Le flétan de l’Atlantique a effectué un retour en force dans le golfe du Saint-Laurent depuis une douzaine d’années. Prisé pour sa valeur commerciale, ce poisson de fond fait l’objet de travaux de recherche novateurs pour assurer une gestion durable du stock. Recourant à une technologie de pointe, le professeur Dominique Robert suit à la trace les migrations saisonnières de ce poisson emblématique du Canada.
Dans les années 1950, le flétan de l’Atlantique est pratiquement disparu du golfe du Saint-Laurent. La surpêche en serait la principale cause. Puis, en 2005, il amorçait un retour spectaculaire. Cette fois, c’est le réchauffement des eaux du golfe qui en serait la principale raison. « Nous sommes dans une période de transition pour les pêcheries du nord-ouest de l’Atlantique, incluant le golfe du Saint-Laurent.
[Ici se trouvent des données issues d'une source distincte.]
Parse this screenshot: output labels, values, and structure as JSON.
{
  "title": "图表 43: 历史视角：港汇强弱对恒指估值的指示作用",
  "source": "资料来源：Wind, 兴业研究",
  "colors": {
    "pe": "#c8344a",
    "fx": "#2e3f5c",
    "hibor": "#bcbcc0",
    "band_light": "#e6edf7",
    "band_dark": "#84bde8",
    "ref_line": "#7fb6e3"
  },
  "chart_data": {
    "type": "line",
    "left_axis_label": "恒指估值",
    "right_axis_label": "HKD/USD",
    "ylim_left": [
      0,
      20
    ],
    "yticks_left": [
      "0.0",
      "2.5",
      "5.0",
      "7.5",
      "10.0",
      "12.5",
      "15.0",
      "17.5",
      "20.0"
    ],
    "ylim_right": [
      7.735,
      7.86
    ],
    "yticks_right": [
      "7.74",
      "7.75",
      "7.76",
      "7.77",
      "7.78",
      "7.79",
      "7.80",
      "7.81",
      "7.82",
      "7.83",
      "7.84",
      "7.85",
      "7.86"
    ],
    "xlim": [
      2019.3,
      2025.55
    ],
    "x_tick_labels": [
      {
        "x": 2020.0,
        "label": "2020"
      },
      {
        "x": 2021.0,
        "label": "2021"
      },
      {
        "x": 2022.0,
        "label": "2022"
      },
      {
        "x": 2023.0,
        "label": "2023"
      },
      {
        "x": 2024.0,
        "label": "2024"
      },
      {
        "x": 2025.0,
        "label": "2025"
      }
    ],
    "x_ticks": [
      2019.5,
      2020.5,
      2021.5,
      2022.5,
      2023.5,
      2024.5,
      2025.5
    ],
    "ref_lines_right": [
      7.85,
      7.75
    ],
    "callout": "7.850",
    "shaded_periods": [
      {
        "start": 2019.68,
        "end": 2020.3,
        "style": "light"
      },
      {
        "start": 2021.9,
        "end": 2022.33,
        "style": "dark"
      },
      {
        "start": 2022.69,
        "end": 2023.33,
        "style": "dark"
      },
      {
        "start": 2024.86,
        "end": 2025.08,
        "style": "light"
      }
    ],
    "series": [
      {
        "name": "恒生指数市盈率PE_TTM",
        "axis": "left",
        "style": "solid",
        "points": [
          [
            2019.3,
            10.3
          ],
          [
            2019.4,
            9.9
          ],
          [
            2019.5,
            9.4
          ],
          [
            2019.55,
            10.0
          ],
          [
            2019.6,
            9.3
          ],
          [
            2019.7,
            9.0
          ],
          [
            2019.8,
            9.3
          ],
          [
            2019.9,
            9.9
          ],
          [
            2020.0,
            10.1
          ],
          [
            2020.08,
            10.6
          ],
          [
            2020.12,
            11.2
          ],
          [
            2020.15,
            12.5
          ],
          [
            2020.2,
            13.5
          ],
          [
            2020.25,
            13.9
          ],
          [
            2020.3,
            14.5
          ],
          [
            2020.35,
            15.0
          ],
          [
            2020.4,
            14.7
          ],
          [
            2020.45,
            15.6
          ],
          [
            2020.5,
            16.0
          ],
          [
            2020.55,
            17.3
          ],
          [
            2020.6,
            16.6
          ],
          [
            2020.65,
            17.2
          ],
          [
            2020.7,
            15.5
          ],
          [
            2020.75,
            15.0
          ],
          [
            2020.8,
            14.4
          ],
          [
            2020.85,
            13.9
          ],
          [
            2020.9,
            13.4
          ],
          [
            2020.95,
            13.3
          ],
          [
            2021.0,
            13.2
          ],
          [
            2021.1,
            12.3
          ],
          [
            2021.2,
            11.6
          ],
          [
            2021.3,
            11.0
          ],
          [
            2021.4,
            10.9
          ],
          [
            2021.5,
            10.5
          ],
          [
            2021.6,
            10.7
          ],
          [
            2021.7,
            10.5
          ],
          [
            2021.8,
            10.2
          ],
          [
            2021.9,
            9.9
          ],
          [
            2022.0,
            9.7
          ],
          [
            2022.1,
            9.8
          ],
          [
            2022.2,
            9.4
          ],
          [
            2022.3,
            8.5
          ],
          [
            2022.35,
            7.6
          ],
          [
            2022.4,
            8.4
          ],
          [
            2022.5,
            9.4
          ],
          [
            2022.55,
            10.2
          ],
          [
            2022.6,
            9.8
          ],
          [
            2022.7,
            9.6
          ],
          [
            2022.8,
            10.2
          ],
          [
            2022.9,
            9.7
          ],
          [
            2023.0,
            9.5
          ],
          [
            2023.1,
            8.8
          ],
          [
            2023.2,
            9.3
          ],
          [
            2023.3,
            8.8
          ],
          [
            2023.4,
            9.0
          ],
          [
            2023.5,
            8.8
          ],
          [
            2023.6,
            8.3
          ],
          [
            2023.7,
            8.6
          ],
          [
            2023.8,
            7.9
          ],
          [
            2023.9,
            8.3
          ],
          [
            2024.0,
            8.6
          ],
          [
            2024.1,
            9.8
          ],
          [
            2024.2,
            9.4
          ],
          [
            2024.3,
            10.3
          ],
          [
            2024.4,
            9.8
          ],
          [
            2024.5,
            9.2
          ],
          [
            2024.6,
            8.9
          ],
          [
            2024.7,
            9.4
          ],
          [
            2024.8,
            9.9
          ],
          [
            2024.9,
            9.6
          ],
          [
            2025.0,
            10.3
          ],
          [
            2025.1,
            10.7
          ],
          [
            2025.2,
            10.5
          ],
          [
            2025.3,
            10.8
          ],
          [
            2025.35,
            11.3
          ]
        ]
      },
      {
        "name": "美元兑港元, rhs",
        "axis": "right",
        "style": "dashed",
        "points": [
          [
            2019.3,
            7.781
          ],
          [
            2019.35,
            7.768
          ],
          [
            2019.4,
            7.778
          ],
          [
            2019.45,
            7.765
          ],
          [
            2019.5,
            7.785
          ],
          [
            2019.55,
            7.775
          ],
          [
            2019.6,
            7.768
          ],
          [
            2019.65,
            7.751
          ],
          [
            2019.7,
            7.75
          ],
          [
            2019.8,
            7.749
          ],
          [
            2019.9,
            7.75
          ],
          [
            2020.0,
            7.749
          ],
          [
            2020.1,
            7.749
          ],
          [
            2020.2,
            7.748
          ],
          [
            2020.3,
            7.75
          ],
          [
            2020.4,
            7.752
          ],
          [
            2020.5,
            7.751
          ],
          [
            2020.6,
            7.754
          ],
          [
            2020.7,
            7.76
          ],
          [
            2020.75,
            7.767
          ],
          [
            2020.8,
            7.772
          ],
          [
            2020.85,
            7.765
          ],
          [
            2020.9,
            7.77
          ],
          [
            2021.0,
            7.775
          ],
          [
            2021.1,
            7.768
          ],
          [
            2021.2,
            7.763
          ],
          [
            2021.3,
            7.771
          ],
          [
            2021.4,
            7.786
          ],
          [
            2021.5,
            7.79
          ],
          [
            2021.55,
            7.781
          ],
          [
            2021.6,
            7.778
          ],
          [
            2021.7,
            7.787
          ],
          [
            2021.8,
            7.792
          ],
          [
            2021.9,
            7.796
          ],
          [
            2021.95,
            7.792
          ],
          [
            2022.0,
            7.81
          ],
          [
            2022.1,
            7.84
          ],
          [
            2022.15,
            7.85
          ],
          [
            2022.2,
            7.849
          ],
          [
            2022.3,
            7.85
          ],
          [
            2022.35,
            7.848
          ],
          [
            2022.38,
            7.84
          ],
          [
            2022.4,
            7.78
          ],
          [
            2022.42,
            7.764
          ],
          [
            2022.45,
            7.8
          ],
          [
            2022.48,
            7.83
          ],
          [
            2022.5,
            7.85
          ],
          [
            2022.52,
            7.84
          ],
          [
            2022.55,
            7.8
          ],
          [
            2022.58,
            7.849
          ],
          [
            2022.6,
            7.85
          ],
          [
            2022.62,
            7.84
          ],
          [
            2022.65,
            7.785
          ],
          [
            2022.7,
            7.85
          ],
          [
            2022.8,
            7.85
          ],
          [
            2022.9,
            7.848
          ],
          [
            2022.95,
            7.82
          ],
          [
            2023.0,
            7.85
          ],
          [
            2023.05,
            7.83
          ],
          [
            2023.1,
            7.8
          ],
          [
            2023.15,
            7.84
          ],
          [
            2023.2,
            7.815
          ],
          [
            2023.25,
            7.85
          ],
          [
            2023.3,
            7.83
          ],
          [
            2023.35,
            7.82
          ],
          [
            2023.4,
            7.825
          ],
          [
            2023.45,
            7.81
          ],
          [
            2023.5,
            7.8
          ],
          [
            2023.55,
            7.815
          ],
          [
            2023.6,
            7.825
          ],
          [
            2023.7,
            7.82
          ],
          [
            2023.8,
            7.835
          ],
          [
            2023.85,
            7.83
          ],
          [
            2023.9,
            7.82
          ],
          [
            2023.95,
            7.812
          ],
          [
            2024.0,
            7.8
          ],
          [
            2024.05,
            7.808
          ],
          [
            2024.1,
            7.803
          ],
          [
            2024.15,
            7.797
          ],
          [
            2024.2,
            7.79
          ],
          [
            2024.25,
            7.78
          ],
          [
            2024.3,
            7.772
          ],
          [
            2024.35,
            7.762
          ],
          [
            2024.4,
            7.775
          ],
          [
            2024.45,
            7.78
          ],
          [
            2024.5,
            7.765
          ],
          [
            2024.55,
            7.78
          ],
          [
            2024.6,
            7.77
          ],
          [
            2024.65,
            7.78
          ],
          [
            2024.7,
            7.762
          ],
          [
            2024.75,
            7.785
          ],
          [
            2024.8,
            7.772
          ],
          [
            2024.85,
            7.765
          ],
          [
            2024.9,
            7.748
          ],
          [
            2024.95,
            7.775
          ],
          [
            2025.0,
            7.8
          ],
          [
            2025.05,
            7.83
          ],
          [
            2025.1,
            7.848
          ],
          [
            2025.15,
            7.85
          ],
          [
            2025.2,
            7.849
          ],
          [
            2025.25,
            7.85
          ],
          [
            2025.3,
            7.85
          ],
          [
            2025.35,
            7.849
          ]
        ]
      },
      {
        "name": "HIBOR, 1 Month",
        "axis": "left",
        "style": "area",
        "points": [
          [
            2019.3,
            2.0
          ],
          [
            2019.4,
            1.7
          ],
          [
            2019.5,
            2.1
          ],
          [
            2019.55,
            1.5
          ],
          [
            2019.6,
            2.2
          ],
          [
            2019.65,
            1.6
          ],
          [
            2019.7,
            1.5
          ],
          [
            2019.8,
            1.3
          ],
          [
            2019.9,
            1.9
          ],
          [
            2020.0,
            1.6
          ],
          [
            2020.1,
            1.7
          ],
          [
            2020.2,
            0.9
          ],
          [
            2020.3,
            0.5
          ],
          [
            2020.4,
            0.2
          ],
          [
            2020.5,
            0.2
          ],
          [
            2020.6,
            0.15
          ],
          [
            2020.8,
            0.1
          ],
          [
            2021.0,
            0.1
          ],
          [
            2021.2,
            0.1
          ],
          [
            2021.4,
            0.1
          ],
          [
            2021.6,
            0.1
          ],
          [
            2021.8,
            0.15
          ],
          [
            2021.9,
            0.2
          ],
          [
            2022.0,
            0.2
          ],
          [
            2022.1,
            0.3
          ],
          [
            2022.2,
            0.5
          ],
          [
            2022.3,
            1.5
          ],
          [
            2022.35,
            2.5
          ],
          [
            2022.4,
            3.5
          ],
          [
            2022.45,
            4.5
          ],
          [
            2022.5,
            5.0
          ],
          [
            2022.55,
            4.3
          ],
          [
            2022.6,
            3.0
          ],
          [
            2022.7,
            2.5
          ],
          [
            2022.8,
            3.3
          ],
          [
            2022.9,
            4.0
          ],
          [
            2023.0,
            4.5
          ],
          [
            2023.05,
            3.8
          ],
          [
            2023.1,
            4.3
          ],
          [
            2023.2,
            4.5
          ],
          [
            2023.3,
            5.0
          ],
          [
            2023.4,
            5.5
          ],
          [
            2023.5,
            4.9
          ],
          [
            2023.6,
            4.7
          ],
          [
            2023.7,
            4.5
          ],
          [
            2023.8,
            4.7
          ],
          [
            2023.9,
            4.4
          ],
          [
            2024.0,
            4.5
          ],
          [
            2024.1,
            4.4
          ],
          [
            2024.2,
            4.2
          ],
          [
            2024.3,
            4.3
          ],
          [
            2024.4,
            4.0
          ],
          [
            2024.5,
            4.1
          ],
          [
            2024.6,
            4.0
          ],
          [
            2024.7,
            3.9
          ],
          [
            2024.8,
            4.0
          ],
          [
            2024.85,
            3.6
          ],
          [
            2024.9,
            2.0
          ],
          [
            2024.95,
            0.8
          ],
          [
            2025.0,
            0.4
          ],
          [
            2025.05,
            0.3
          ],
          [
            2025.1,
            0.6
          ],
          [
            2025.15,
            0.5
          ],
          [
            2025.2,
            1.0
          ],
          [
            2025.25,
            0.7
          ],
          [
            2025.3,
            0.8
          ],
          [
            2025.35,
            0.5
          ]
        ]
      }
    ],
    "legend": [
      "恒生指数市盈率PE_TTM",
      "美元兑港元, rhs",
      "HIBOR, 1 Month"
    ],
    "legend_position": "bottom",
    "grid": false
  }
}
Nous sommes en train de passer d’un régime océanographique d’eau froide à un régime d’eau chaude », observe le professeur Robert, titulaire de la Chaire de recherche du Canada en écologie halieutique.
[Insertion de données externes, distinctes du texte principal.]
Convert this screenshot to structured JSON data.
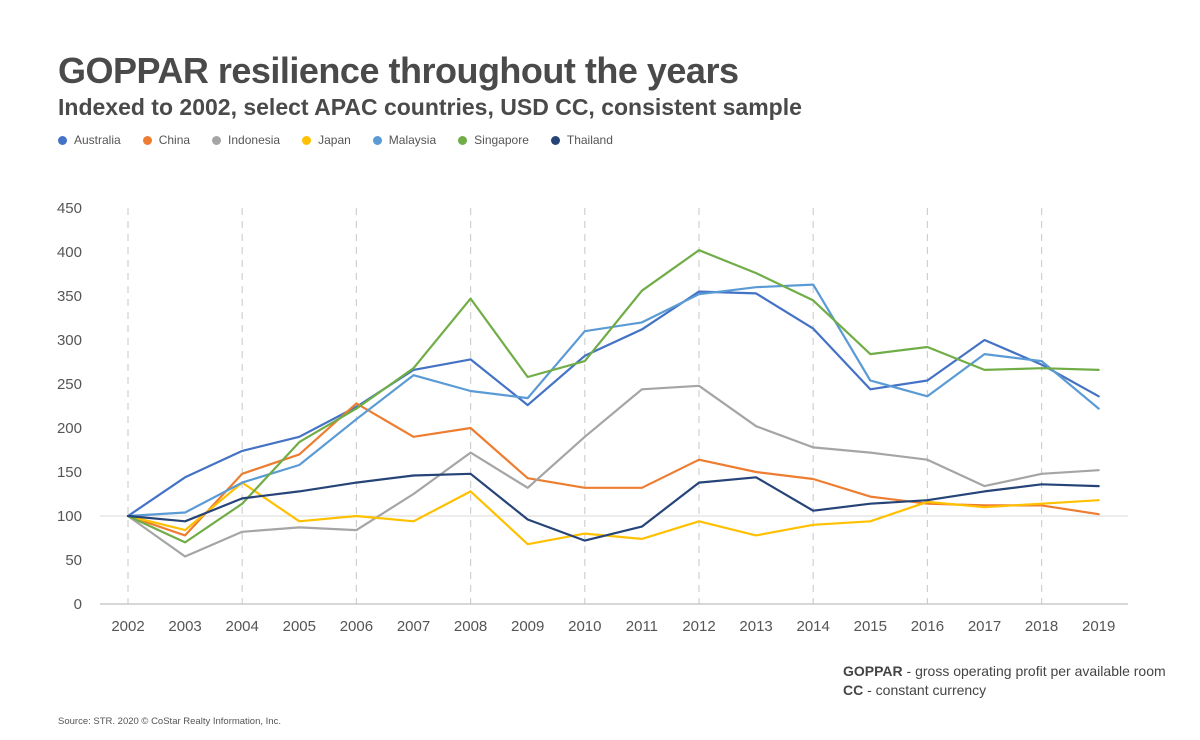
{
  "chart_data": {
    "type": "line",
    "title": "GOPPAR resilience throughout the years",
    "subtitle": "Indexed to 2002, select APAC countries, USD CC, consistent sample",
    "xlabel": "",
    "ylabel": "",
    "ylim": [
      0,
      450
    ],
    "yticks": [
      "0",
      "50",
      "100",
      "150",
      "200",
      "250",
      "300",
      "350",
      "400",
      "450"
    ],
    "grid": "vertical dashed lines at even years",
    "legend_position": "top-left",
    "categories": [
      "2002",
      "2003",
      "2004",
      "2005",
      "2006",
      "2007",
      "2008",
      "2009",
      "2010",
      "2011",
      "2012",
      "2013",
      "2014",
      "2015",
      "2016",
      "2017",
      "2018",
      "2019"
    ],
    "series": [
      {
        "name": "Australia",
        "color": "#4472C4",
        "values": [
          100,
          144,
          174,
          190,
          224,
          266,
          278,
          226,
          282,
          312,
          355,
          353,
          313,
          244,
          254,
          300,
          272,
          236
        ]
      },
      {
        "name": "China",
        "color": "#ED7D31",
        "values": [
          100,
          78,
          148,
          170,
          228,
          190,
          200,
          143,
          132,
          132,
          164,
          150,
          142,
          122,
          114,
          112,
          112,
          102
        ]
      },
      {
        "name": "Indonesia",
        "color": "#A5A5A5",
        "values": [
          100,
          54,
          82,
          87,
          84,
          125,
          172,
          132,
          190,
          244,
          248,
          202,
          178,
          172,
          164,
          134,
          148,
          152
        ]
      },
      {
        "name": "Japan",
        "color": "#FFC000",
        "values": [
          100,
          84,
          138,
          94,
          100,
          94,
          128,
          68,
          80,
          74,
          94,
          78,
          90,
          94,
          116,
          110,
          114,
          118
        ]
      },
      {
        "name": "Malaysia",
        "color": "#5B9BD5",
        "values": [
          100,
          104,
          138,
          158,
          210,
          260,
          242,
          234,
          310,
          320,
          352,
          360,
          363,
          254,
          236,
          284,
          276,
          222
        ]
      },
      {
        "name": "Singapore",
        "color": "#70AD47",
        "values": [
          100,
          70,
          114,
          184,
          222,
          268,
          347,
          258,
          276,
          356,
          402,
          376,
          345,
          284,
          292,
          266,
          268,
          266
        ]
      },
      {
        "name": "Thailand",
        "color": "#264478",
        "values": [
          100,
          94,
          120,
          128,
          138,
          146,
          148,
          96,
          72,
          88,
          138,
          144,
          106,
          114,
          118,
          128,
          136,
          134
        ]
      }
    ]
  },
  "notes": {
    "goppar_term": "GOPPAR",
    "goppar_def": " - gross operating profit per available room",
    "cc_term": "CC",
    "cc_def": " - constant currency"
  },
  "source": "Source: STR. 2020 © CoStar Realty Information, Inc."
}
Cette variation environnementale a entraîné des changements dans la répartition des espèces présentes dans le golfe du Saint-Laurent. Si les stocks de la crevette nordique, du crabe des neiges et du turbot sont en déclin, ceux d’autres espèces de poissons comme la morue, le sébaste et le flétan sont en hausse. « Pour éviter une mauvaise gestion des stocks et une surexploitation, il faut pallier un manque de connaissances de certaines espèces dont nous avons perdu le contact avec le temps, en particulier le flétan », indique Dominique Robert.
Pouvant atteindre une longueur de 2,5 mètres et un poids de plus de 600 livres à l’âge adulte, le flétan de l’Atlantique est le poisson de fond dont la valeur commerciale par unité de poids est la plus élevée au Canada atlantique. Les pêcheurs vendent leurs prises 6 $ la livre en moyenne, une valeur dix fois plus élevée que celle de la morue. Malgré un quota jugé conservateur, la valeur commerciale du flétan s’est chiffrée, en 2015, à plus de 51 M$ au Canada.
Il y a ainsi un intérêt économique majeur pour l’industrie à bien comprendre la dynamique de cette espèce qui est appréciée par des consommateurs de partout dans le monde. « On part d’assez loin avec le flétan. Pour le moment, on ne sait pas bien où se trouve le poisson à différents moments de l’année ni où il se reproduit. Nous avons des données partielles et une idée générale de sa distribution, mais pas assez pour établir des quotas représentatifs de son abondance », mentionne le professeur Robert.
Marquage satellite
Le manque de connaissances sur le flétan de l’Atlantique est sur le point d’être une chose du passé. Au cours des dernières années, le professeur de l’UQAR-ISMER et des collègues de Terre-Neuve ont eu recours au marquage satellite pour suivre le comportement du poisson de fond dans le nord-ouest du golfe du Saint-Laurent. « Les sondes installées dans les étiquettes satellites nous permettent de déterminer les préférences de température et de profondeur du flétan sur une période d’un an. Les sondes enregistrent des données toutes les 5 secondes. Les étiquettes sont programmées pour se détacher après un an et transmettre par satellite un sommaire de leurs données, mais on peut aussi les récupérer pour en extraire l’ensemble des données », explique le titulaire de la Chaire de recherche du Canada en écologie halieutique. Ces données de profondeur et de température peuvent ensuite être utilisées pour estimer la trajectoire de chaque poisson marqué au cours de l’année.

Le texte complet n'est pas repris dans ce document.